As baratas, com o corpo achatado, conseguem infiltrar-se em fendas e recantos onde nenhum humano entra - e fazê-lo sem deixarem rasto. Alimentam-se de praticamente tudo e são notoriamente difíceis de destruir.
Estas características tornam-nas uma montada ideal para missões de busca e salvamento - e também para outras utilizações mais discutíveis, como a vigilância. Foi por isso que uma equipa da Universidade de Osaka, no Japão, e da Universidade Diponegoro, na Indonésia, concluiu que avançar com baratas ciborgues fazia sentido.
Porque é que as baratas são tão úteis em ambientes extremos
A ideia passa por juntar o melhor de dois mundos: a anatomia orgânica da barata, apurada ao longo de milhões de anos de evolução para atravessar espaços minúsculos e condições hostis, e um conjunto de impulsos electrónicos enviados a partir de uma “mochila” tecnológica para a orientar até um destino escolhido por humanos.
"Criar um robô funcional à pequena escala é difícil; queríamos contornar esse obstáculo mantendo as coisas simples", explica o autor principal Mochammad Ariyanto, engenheiro mecânico da Universidade Diponegoro.
"Ao limitarmo-nos a fixar dispositivos electrónicos em insectos, conseguimos evitar os pormenores mais delicados da engenharia robótica e concentrar-nos em atingir os nossos objectivos."
Mesmo os robôs mais avançados continuam a ser bastante desajeitados a mexer-se. O nível de nuance do movimento animal é um detalhe que as melhores máquinas ainda estão longe de reproduzir.
Isso torna-se particularmente evidente na locomoção vertical: como muitos fãs de Doctor Who saberão, há robôs que ficam inutilizados por uma simples escadaria. Já uma barata consegue subir paredes, contornar perímetros, infiltrar-se em canalizações e até tolerar ambientes com pouco oxigénio.

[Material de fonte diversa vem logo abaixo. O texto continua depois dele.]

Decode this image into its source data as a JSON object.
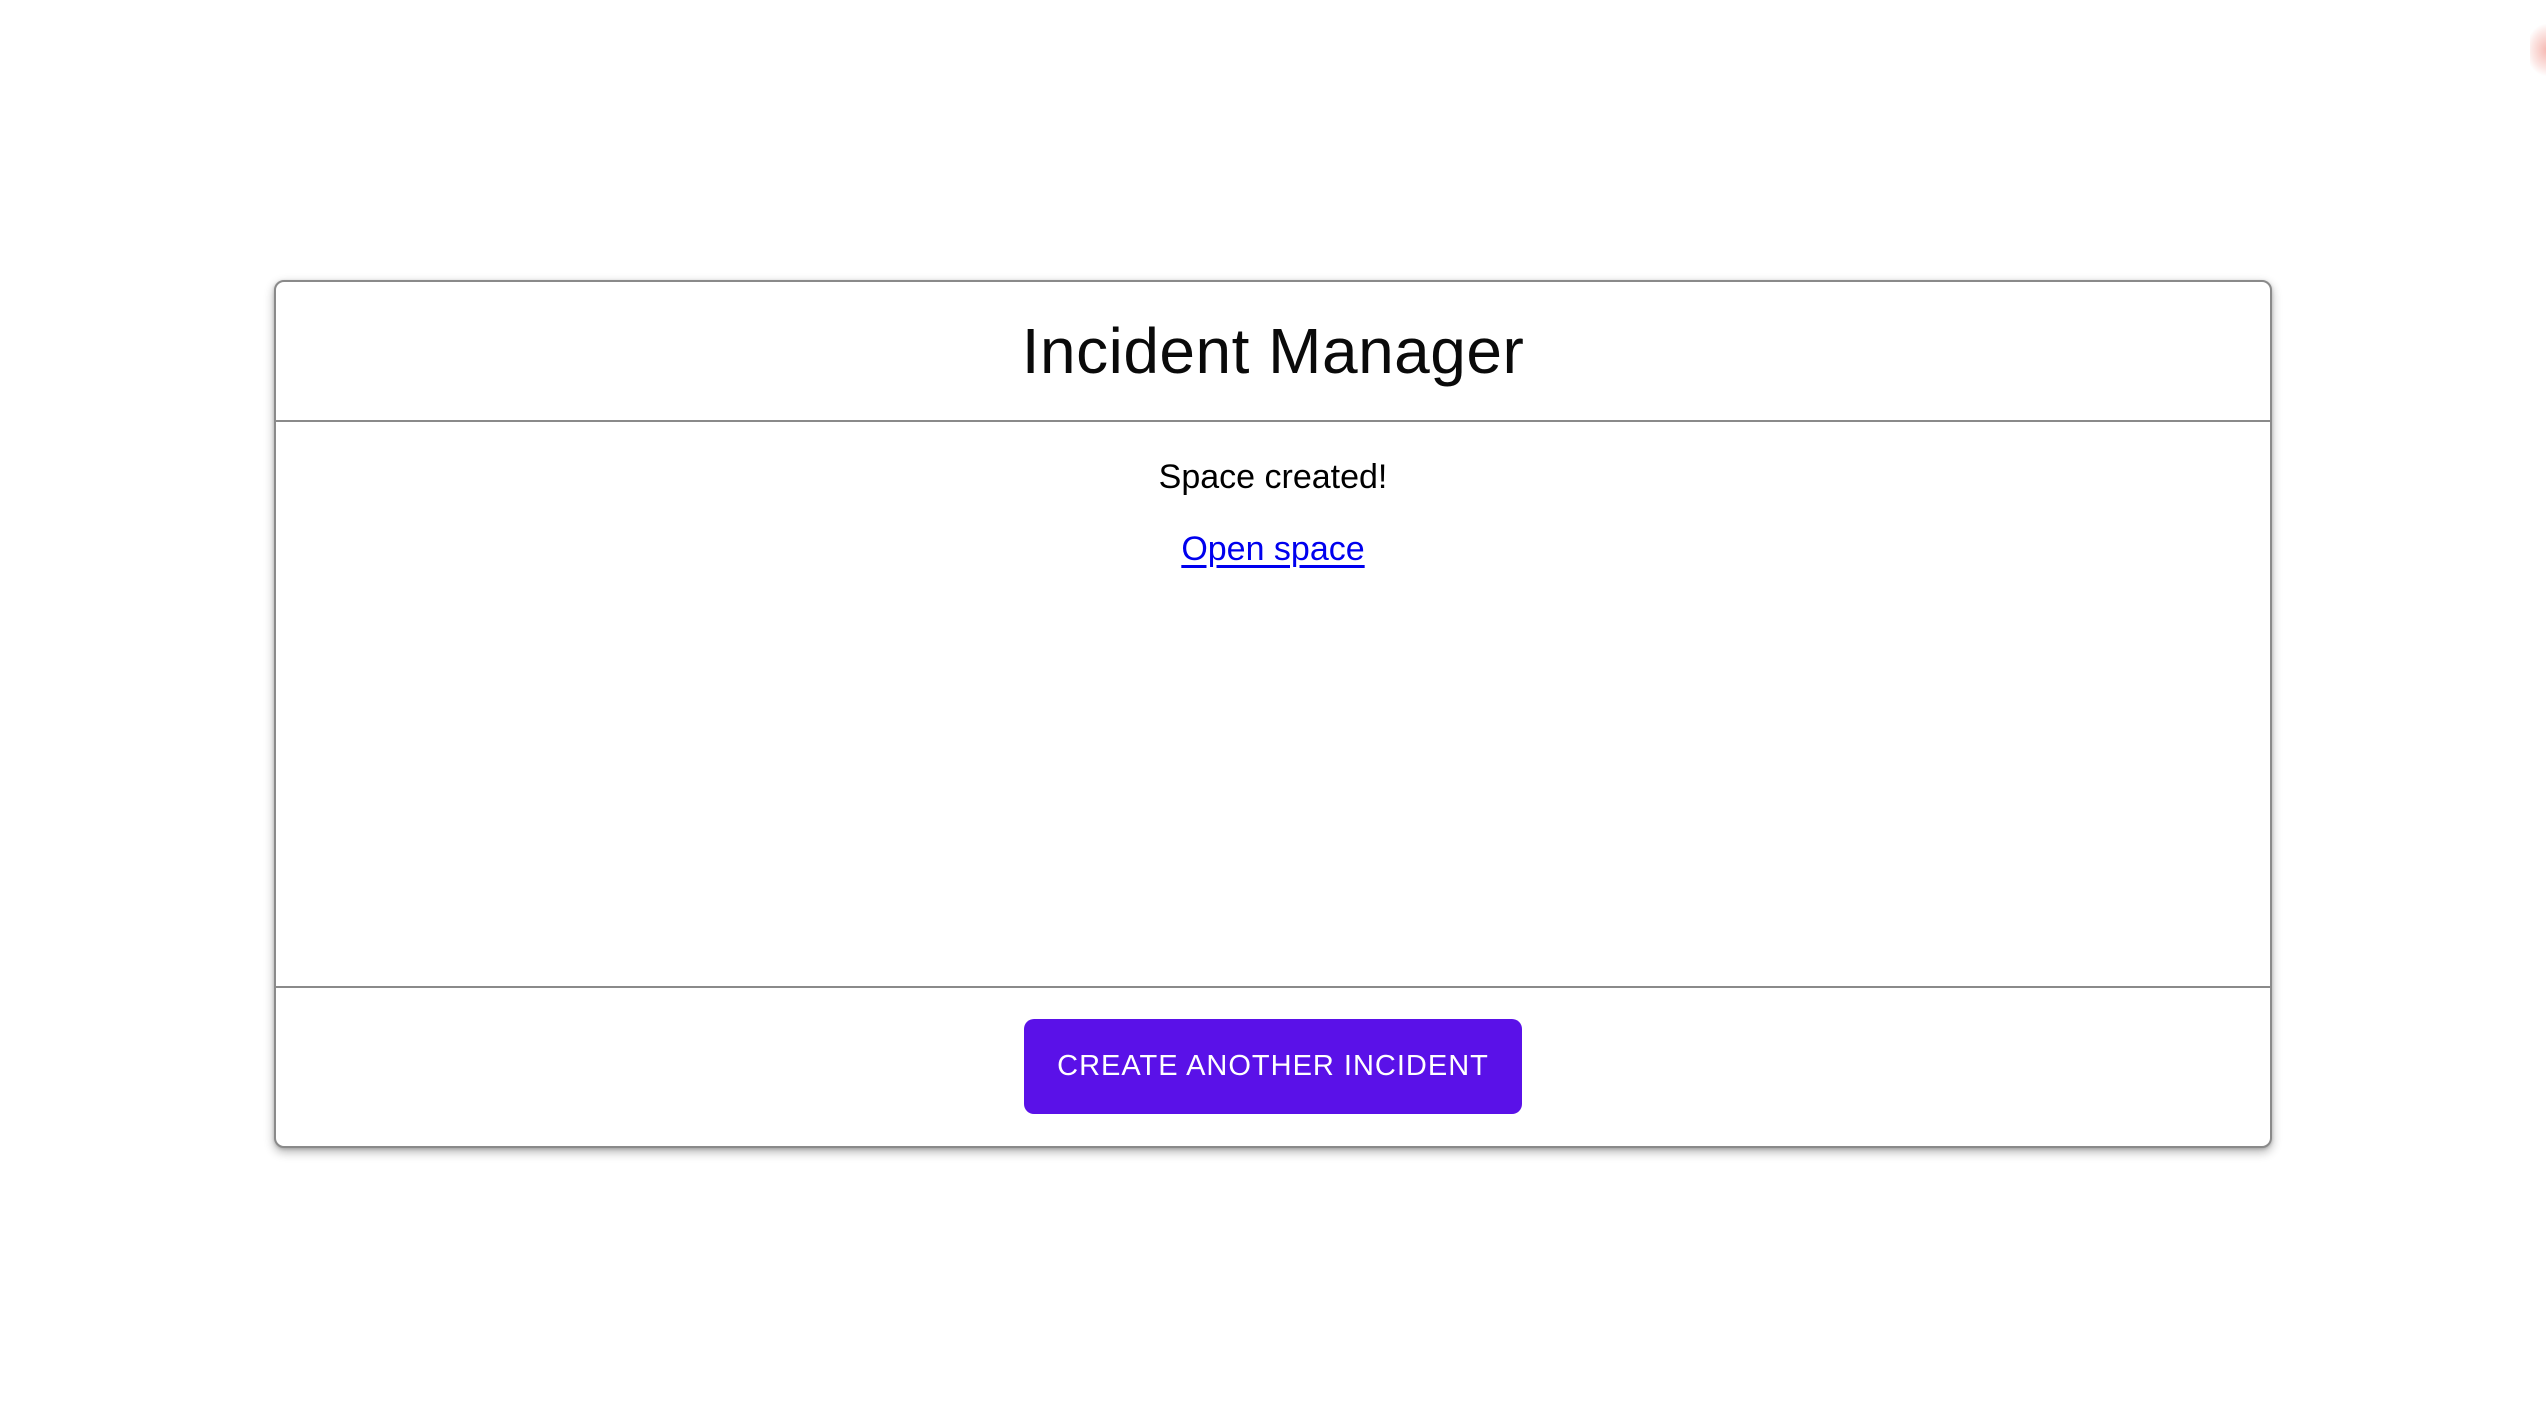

Baratas ciborgues com sensores e eléctrodos: a abordagem bio-híbrida
Em vez de começar do zero, a equipa quis avaliar se baratas assobiadoras de Madagáscar (Gromphadorhina portentosa) poderiam receber sensores capazes de detectar movimento, obstáculos, humidade, temperatura e outros dados, além de eléctrodos implantados nas antenas e no corpo para permitir guiar o insecto.
A solução completa chama-se sistema de "navegação bio-híbrida baseada no comportamento (BIOBBN)", e assenta em programação de alcance-evitação, que envolve o objectivo de chegar a um ponto definido enquanto se evitam os obstáculos que apareçam pelo caminho.
O BIOBBN inclui dois algoritmos de navegação: um concebido para ambientes simples e outro pensado para cenários mais complexos.
"O primeiro sistema de navegação podia utilizar uma mochila electrónica mais volumosa e pesada, enquanto o segundo exigia uma mais compacta e leve para acomodar a sua navegação em terreno complexo", escrevem os autores.
Testes em circuito de obstáculos e utilizações previstas
As baratas bio-hackeadas foram testadas num percurso de obstáculos com areia, pedras e madeira espalhadas. Os comandos de navegação foram usados com parcimónia para garantir que o ciborgue chegava ao objectivo; tirando isso, os animais foram, em grande medida, deixados a escolher o próprio caminho, desviando-se ou ultrapassando obstáculos e voltando a colocar-se de pé quando algo corria mal.
"Este algoritmo… tirou partido dos comportamentos naturais das baratas, como seguir paredes e trepar, para navegar à volta e por cima de obstáculos", escrevem os autores.
"O segundo cenário, mais denso, exigiu mais tempo devido ao aumento da evitação de obstáculos e ao comportamento natural de escalada."
Os autores esperam que estes insectos-robôs possam servir para inspecionar escombros perigosos deixados por guerras e desastres naturais, e até detectar sobreviventes e equipas de resgate em apuros. Podem também devolver dados de locais impróprios para humanos: canalizações estreitas em edifícios, túneis profundos no subsolo e sítios de património cultural sensível. A equipa assinala ainda o potencial para vigilância, uma perspectiva consideravelmente mais alarmante.
"Acredito que os nossos insectos ciborgues podem cumprir objectivos com menos esforço e menos energia do que robôs puramente mecânicos", afirma Keisuke Morishima, engenheiro de robótica húmida da Universidade de Osaka.
"O nosso sistema autónomo de navegação bio-híbrida supera problemas que tradicionalmente têm desafiado os robôs, como recuperar após uma queda. É isto que faz falta para sair do laboratório e avançar para cenários reais como o meio natural."
Naturalmente, não é claro o que as baratas pensam de tudo isto.
Esta investigação foi publicada na Soft Robotics.